From "the godmother of flash fiction" (The Paris Review), a new collection of thirty-six cunning, captivating short stories about the mysteries of life and the human heart. "One of America's most exciting violators of habit." --
Los Angeles Times "Fiction ought to lead us to those precipices where language fails and silence begins. You would be well advised, with a master like Williams, to take the plunge." --
The New York Times Diane Williams is one of the great masters of the American short story: her tiny, coruscating tales are among the most tender, funny, peculiar, and searching works in all of contemporary literature.
I Liked Rex is Williams's newest collection, which explores sex, love, marriage, and all that comes after; it is a book about living, but more importantly, about how to be alive.
In these stories, a woman sees her soon-to-be ex-husband on the street, walking patiently at the end of a line of geese; a mother implores a total stranger to watch over her small child at the beach; a guest arrives at an orgy uninvited, and takes a nap beneath a dusty carpet; a woman reflects on her life with a man who used to belong to another, but is hers now--though can anyone really possess anyone else, truly?

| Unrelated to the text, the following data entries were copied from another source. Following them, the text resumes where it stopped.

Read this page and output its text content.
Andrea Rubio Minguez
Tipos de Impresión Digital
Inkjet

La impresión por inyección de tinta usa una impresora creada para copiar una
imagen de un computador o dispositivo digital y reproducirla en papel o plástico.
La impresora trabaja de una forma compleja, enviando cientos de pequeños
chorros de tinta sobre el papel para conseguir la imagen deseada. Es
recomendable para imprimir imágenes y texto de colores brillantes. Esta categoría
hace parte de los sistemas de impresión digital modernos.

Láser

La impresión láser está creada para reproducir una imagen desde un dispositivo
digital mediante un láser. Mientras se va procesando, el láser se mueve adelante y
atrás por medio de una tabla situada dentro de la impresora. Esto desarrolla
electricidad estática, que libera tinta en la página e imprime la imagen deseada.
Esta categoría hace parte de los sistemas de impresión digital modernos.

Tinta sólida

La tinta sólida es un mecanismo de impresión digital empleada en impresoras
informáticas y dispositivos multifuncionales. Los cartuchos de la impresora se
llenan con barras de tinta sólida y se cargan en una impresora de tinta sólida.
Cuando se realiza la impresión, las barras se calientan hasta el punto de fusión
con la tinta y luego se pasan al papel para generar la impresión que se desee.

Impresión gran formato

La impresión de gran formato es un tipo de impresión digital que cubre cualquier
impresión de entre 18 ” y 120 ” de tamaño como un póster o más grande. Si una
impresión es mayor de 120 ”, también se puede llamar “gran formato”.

Williams's genius lies as much in what is left unspoken as in what is laid out on the page; behind images of startling beauty and strangeness, entire chamber dramas of the heart unfold, and the pleasure of these sphinx-like tales comes from their unremitting mystery, which is the same mystery fundamental to life and to love. A collection of rare originality and daring,
I Liked Rex is a complete and utter delight.